Sustainability v liberalization

The answer appears to lie, to some extent, with the way ground handling is organized, particularly in Europe. Under a liberal regime such as the EU’s Ground Handling Directive, the bulk of European handling is undertaken either by home based airlines or independent handlers. The growth of independent handlers has been accelerated by the growth of low cost carriers who almost always outsource handling. Paradoxically this environment does not necessarily foster adoption of eGSE. eGSE has higher capital costs potentially disadvantaging an adopting handler in a competitive environment. Ground handlers generally operate on very slim margins and increases in input costs can cause disruption. Further, a single handler operating at an airport is unlikely to want to bear the fixed cost of the electric charging network (and even if other handlers adopt eGSE systems may not necessarily be compatible). Lastly, the lack of incumbency of ground handlers at airports (seven year concessions) again militate against the relatively capital intensive eGSE model.

Pooling of GSE

This is where GSE pooling comes in. Instead of each handler at an airport owning or leasing its own GSE,  a single GSE fleet is centrally managed and operated by ground handlers on a usage basis. As well as assisting sustainability indirectly through reducing the overall size of an airport’s GSE fleet (through eliminating duplication), by putting the financing of GSE into the hands of the airport or a third party, the issue of high upfront costs is alleviated.
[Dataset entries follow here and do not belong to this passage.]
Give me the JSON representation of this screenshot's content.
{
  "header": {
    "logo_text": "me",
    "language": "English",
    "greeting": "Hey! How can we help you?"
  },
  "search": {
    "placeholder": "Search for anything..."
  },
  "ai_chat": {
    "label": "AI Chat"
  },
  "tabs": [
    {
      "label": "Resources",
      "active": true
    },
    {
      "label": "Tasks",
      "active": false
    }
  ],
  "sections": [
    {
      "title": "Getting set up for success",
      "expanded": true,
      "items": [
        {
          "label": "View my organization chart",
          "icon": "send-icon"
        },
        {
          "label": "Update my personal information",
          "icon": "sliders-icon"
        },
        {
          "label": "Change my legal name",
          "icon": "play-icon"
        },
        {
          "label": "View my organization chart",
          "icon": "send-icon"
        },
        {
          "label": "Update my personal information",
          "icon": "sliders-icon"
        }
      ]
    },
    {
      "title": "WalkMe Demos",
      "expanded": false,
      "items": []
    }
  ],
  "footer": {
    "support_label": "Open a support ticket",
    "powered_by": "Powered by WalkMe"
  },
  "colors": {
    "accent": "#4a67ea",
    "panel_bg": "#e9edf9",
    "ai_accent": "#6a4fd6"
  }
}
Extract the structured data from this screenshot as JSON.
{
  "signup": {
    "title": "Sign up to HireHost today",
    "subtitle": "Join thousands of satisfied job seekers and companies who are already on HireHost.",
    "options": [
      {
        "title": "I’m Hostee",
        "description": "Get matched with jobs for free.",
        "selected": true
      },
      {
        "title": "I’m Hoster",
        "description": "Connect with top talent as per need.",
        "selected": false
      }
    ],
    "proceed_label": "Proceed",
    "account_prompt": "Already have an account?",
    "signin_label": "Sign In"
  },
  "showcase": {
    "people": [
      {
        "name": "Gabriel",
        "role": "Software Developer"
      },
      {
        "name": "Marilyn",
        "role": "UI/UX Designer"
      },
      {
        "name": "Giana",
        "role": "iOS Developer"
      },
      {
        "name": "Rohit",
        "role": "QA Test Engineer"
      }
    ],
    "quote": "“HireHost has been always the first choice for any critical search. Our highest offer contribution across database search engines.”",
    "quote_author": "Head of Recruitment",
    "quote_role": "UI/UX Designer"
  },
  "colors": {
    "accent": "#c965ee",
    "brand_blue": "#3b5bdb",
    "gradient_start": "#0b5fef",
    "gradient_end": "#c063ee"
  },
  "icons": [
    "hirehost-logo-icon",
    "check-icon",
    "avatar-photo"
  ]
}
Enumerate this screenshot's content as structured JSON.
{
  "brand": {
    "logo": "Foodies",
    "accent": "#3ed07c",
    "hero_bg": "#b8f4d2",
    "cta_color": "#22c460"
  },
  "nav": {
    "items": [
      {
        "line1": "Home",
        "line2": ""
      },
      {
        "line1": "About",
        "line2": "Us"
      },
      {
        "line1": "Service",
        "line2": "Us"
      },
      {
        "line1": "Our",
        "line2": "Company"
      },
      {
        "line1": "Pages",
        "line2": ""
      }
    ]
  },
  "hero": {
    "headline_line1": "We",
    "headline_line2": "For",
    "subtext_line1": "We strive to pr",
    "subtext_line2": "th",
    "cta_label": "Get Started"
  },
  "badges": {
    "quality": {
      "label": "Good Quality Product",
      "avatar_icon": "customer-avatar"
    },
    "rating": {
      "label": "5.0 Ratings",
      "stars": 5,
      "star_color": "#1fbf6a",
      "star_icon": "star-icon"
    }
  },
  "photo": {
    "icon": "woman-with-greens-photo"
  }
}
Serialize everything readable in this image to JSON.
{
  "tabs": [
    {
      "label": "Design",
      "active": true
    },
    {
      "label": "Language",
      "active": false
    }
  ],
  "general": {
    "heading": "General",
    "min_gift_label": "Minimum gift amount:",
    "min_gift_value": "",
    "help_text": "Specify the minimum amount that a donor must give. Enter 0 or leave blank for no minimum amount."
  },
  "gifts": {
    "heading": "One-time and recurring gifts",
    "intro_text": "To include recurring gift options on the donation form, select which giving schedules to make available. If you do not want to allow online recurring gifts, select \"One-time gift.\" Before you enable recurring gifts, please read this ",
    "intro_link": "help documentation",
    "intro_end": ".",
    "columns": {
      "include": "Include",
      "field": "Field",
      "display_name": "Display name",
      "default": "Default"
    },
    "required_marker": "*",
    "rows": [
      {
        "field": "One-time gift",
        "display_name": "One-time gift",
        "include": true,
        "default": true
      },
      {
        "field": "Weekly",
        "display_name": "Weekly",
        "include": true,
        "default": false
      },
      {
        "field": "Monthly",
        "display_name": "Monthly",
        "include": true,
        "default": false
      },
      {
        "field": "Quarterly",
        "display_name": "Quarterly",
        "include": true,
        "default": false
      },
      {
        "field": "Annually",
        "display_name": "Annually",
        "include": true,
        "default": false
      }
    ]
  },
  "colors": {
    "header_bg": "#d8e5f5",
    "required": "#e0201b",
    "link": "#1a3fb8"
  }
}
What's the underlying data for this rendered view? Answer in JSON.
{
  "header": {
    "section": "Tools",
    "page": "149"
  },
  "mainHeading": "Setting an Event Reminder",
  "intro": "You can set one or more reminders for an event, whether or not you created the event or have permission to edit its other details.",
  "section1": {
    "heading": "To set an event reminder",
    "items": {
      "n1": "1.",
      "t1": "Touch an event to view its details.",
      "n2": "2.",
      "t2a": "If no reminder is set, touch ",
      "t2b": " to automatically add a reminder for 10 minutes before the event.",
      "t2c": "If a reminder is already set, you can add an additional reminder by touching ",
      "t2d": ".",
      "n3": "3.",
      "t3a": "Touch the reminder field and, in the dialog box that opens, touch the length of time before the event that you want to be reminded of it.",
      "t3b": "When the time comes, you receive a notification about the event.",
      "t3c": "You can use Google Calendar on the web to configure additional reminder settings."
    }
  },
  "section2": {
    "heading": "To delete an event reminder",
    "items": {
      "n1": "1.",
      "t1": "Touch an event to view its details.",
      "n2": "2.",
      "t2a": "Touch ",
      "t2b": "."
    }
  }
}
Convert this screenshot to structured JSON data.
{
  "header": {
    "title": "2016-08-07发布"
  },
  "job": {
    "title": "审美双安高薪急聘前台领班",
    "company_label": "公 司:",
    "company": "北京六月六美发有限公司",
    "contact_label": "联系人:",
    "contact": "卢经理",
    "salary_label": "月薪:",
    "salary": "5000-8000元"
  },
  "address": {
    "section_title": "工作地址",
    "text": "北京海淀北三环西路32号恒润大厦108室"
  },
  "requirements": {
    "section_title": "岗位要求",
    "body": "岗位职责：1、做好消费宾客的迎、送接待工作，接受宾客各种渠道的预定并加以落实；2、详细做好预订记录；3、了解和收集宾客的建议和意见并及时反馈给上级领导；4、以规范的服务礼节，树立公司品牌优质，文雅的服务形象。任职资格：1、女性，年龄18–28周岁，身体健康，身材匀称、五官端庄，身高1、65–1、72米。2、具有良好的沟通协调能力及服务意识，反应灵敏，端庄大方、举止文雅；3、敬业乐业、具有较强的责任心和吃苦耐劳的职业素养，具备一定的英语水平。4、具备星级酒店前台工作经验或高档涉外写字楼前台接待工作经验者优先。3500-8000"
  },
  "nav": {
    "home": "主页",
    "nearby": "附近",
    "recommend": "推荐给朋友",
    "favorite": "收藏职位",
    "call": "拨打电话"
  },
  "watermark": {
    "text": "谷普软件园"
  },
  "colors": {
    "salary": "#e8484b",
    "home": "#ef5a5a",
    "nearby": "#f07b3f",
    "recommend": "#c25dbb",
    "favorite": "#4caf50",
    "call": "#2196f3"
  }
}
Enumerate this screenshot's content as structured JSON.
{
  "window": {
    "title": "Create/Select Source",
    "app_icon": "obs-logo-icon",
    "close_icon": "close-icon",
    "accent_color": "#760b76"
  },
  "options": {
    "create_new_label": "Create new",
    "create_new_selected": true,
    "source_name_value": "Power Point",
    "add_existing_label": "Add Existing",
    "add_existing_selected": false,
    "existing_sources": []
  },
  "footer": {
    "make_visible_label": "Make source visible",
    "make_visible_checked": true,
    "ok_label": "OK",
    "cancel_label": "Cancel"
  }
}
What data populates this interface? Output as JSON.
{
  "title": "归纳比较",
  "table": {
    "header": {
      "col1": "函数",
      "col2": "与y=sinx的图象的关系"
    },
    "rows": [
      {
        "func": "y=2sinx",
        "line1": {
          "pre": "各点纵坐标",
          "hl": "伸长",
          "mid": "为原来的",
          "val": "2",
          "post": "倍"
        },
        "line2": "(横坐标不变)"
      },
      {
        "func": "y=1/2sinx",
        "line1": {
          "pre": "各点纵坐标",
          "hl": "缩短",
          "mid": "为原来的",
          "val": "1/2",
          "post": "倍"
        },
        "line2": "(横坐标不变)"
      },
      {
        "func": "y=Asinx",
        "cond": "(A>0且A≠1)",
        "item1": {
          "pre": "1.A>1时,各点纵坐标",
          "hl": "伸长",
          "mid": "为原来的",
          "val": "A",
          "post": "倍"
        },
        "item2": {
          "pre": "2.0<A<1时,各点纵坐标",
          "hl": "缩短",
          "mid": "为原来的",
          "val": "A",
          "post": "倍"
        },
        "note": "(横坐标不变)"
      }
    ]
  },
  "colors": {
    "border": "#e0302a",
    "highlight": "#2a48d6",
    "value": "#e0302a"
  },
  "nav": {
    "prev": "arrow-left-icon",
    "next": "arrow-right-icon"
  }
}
Where the eGSE is financed by the airport there is potential for the costs of the fleet to be recovered through airport charges (with offsetting declines in ground handling fees). Furthermore, eGSE such as new generation tugs (Mototok) fit with a pooled ownership model much better than individual handler ownership as they are dedicated to specific gates (essentially an extension of the gate infrastructure) rather than traditional tugs which move around the airport on demand.

eGSE is key in airport sustainability. A catalyst to accelerating its takeup is the adoption of GSE pooling at more of Europe’s airports. Where the eGSE is financed by the airport, the airport must meet the cost.

Simon Morris is Vice President Airport Transactions within the ICF Airport Practice. He has over 26 years of experience in the aviation industry and his expertise primarily lies in business planning. Simon has been involved in many airport transactions advising buyers, sellers, and government. He has been extensively involved in many projects advising on the level and structure of airport charges.

Prior to joining ICF, Simon was a principal in AT Kearney’s London office. He previously led LeighFisher’s European Aviation Practice, and held senior positions at Macquarie Bank and The Portland Group. He started his career at BAA as a Graduate Trainee. Simon has also held Board positions at Birmingham Airport and Aeroporti di Roma Handling.

The article was provided by a third party and, as such, the views expressed therein and/or presented are their own and may not represent or reflect the views of ACI, its management, Board, or members. Readers should not act on the basis of any information contained in the blog without referring to applicable laws and regulations and/or without appropriate professional advice.